In spring 2007 Google Gears came out as a response to those issues. To be exact, it only adresses the first point. But still. Gears was supposed to help web developers roll applications that were going to provide some offline functionality. Now, one half year later, independent developers haven't yet picked up Gears while Google's own apps are also conspicouosly missing Gears support, with the notable exception of Reader for which Gears was probably developed in the first place.
There are two possible reasons why Gears wasn't received well: either there is no real need for web applications to have offline capabilities, or Gears just can't solve the problems imposed by this issue. My money, of course, is only the latter. Offline web application development faces the following issues:
- Synching
The whole purpose of offline apps is to be able to work on your data while not connected to the master database. The general is that the offline storage retrieves all or part of the online master database, then disconnects. Now, while disconnected, two things generally happen: the offline database changes (because you work on the data) and the online database changes (because other people modify your data). All of a sudden, you have all kinds of concurrency problems, but the most fundamental issue is: how can we get those two databases to sync? Obviously, the mechanisms appropriate for this behavior differ with different types of applications. But Gears does not address a single one of them, nor does it even provide any kind of agnostic update mechanism for data. - Abstraction
The Gears offline package is basically just a JavaScript API with two local storage engines attached (a code caching repository and a mini SQL database). Now, when developers write web applications, they usually write a lot of server side code. This is where the intelligence of the software lives. PHP, Ruby and Java come to mind as the main environments where this code lives. On top of that, developers sprinkle the output of these apps with some JavaScript to make it work better in browsers. By now it should be perfectly clear why a developer who wants to use Gears, has to implement everything twice: one time for the server side online version, and then they have to do it again for the reduced offline version (this time entirely in JavaScript using the Gears API). The number of people who have time for this exercise in futility is basically zero. Especially when you have to keep in mind that you also have to maintain two versions of the software at the same time. - Functionality
I've touched the issue with the above bullet point already, but I think it's worth to point out again that there is probably a reason why people use PHP, Ruby or Java to write web applications - not client-side JavaScript. Although AJAX purists claim the opposite, JavaScript-only applications are security nightmares, they run terribly inefficiently, and they're hell to debug.

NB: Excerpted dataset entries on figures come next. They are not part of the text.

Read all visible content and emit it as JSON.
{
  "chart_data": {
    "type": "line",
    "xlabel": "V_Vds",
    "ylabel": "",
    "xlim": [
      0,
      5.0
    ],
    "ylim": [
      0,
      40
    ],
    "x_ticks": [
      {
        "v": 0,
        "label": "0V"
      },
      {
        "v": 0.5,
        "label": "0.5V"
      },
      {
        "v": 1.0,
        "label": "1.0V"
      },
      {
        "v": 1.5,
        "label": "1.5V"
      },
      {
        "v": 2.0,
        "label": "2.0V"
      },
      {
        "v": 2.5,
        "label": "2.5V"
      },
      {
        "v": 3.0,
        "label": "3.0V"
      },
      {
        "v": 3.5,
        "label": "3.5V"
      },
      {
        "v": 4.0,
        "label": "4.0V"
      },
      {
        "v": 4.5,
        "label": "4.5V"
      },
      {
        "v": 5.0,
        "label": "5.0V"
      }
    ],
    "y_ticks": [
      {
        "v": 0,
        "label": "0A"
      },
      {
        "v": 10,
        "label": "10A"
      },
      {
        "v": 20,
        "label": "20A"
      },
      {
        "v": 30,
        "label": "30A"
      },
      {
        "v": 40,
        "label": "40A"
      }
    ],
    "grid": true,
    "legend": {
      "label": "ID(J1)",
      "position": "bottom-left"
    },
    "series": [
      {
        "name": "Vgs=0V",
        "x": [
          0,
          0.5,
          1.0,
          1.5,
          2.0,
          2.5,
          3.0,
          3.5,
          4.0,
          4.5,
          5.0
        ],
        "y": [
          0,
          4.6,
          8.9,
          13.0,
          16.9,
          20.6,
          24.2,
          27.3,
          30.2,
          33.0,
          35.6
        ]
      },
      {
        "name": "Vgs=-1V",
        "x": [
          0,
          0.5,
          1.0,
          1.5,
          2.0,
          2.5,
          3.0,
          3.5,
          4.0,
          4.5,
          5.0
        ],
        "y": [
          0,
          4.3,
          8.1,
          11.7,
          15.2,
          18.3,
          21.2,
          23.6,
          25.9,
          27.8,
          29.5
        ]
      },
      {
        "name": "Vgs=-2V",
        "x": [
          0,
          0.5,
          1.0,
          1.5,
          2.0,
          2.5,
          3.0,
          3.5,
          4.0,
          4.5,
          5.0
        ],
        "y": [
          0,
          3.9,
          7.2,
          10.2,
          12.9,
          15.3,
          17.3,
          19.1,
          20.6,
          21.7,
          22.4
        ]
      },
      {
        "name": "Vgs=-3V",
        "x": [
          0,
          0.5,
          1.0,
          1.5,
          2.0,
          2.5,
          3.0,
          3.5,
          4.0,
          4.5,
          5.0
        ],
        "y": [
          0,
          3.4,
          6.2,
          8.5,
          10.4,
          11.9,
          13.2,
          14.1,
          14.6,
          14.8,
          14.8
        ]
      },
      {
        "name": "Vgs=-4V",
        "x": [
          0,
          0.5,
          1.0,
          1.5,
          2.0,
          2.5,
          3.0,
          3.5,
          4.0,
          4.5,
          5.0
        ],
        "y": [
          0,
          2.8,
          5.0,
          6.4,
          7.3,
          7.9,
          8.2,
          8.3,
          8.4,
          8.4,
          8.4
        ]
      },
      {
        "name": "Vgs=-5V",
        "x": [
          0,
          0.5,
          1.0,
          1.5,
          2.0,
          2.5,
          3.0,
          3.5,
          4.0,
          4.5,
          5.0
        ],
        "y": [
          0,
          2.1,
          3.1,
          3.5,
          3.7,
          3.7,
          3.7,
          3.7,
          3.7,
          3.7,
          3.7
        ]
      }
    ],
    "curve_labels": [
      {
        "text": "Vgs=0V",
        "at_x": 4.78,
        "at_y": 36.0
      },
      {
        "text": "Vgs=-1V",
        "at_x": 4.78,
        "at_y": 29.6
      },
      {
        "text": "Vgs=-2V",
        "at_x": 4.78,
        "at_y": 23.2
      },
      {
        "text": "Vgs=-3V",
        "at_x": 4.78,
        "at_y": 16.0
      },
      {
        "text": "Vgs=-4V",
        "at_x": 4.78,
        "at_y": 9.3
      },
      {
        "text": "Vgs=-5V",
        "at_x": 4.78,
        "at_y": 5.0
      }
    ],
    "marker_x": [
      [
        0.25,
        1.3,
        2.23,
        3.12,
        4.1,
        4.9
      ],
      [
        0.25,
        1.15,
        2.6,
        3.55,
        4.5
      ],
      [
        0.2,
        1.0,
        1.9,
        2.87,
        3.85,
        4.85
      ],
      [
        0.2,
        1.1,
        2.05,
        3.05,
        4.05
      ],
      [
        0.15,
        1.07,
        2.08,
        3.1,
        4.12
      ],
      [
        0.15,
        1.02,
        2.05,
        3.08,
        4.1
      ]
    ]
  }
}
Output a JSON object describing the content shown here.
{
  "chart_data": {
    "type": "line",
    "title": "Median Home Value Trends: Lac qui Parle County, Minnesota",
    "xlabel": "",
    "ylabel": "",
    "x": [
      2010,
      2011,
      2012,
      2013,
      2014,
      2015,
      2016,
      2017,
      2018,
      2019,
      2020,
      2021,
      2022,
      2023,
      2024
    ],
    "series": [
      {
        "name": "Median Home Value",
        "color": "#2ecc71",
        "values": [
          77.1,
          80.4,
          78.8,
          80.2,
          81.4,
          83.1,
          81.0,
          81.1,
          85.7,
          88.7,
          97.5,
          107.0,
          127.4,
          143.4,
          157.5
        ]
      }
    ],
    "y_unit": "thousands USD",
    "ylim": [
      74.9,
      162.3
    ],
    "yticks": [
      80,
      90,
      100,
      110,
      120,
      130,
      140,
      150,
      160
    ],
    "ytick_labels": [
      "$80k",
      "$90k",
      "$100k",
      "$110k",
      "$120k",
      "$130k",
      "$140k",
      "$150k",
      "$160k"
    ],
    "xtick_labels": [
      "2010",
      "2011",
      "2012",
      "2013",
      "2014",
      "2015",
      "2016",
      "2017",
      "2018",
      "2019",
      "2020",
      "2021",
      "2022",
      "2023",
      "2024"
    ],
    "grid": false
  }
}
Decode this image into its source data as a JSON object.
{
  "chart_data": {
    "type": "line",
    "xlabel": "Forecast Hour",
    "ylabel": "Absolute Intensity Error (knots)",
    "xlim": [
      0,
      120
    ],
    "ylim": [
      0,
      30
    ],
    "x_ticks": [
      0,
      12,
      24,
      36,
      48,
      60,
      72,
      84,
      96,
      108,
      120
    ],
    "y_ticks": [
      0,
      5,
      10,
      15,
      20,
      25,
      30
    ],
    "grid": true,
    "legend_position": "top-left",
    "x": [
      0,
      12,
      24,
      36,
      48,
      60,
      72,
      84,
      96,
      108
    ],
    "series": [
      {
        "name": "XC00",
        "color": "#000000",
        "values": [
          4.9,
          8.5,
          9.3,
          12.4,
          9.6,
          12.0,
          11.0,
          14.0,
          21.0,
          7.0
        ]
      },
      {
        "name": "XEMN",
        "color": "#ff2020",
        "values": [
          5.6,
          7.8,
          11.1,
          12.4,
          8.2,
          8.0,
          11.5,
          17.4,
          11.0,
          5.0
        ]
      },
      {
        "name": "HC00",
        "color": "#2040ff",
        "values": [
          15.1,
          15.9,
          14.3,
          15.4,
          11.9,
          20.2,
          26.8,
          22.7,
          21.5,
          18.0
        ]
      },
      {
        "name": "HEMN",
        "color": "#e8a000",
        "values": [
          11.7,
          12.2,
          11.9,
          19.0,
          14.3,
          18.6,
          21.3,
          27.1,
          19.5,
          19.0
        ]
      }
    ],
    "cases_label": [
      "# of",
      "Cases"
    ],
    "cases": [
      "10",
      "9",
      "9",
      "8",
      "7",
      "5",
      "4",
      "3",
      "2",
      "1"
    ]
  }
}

I find it absolutely puzzling that locally installed web runtimes are not a standard part of operating systems by now. Adobe seems to be the only company who at least looked at the basic concept with Aero. Every Linux system comes with runtime packages for character-driven interfaces and at least two different GUI interfaces. Every Windows desktop had character mode bindings, as well as a sheer buttload of Win32 interfaces to choose from. Every Mac software has the option to run in console mode, there are Carbon and Cocoa bindings and whatnot.
All it would take to make web applications installable locally is a piece of webserver software, some language interpreters and a database. Slap an installer/package manager (and if you want to be fancy: some kind of app compartmentalization) on top of it and you're all done! Imagine, with a solution like this, developers would have to code all the stuff just once. A real runtime installed locally would reduce the hassle of offline-support essentially to a single issue: data synchronization. That's hard enough to solve on its own but at least developers would not have to worry about the other horrible stuff they have to go through when relying on a half-assed solution such as Gears.
So: who will be the first to market with a true web runner?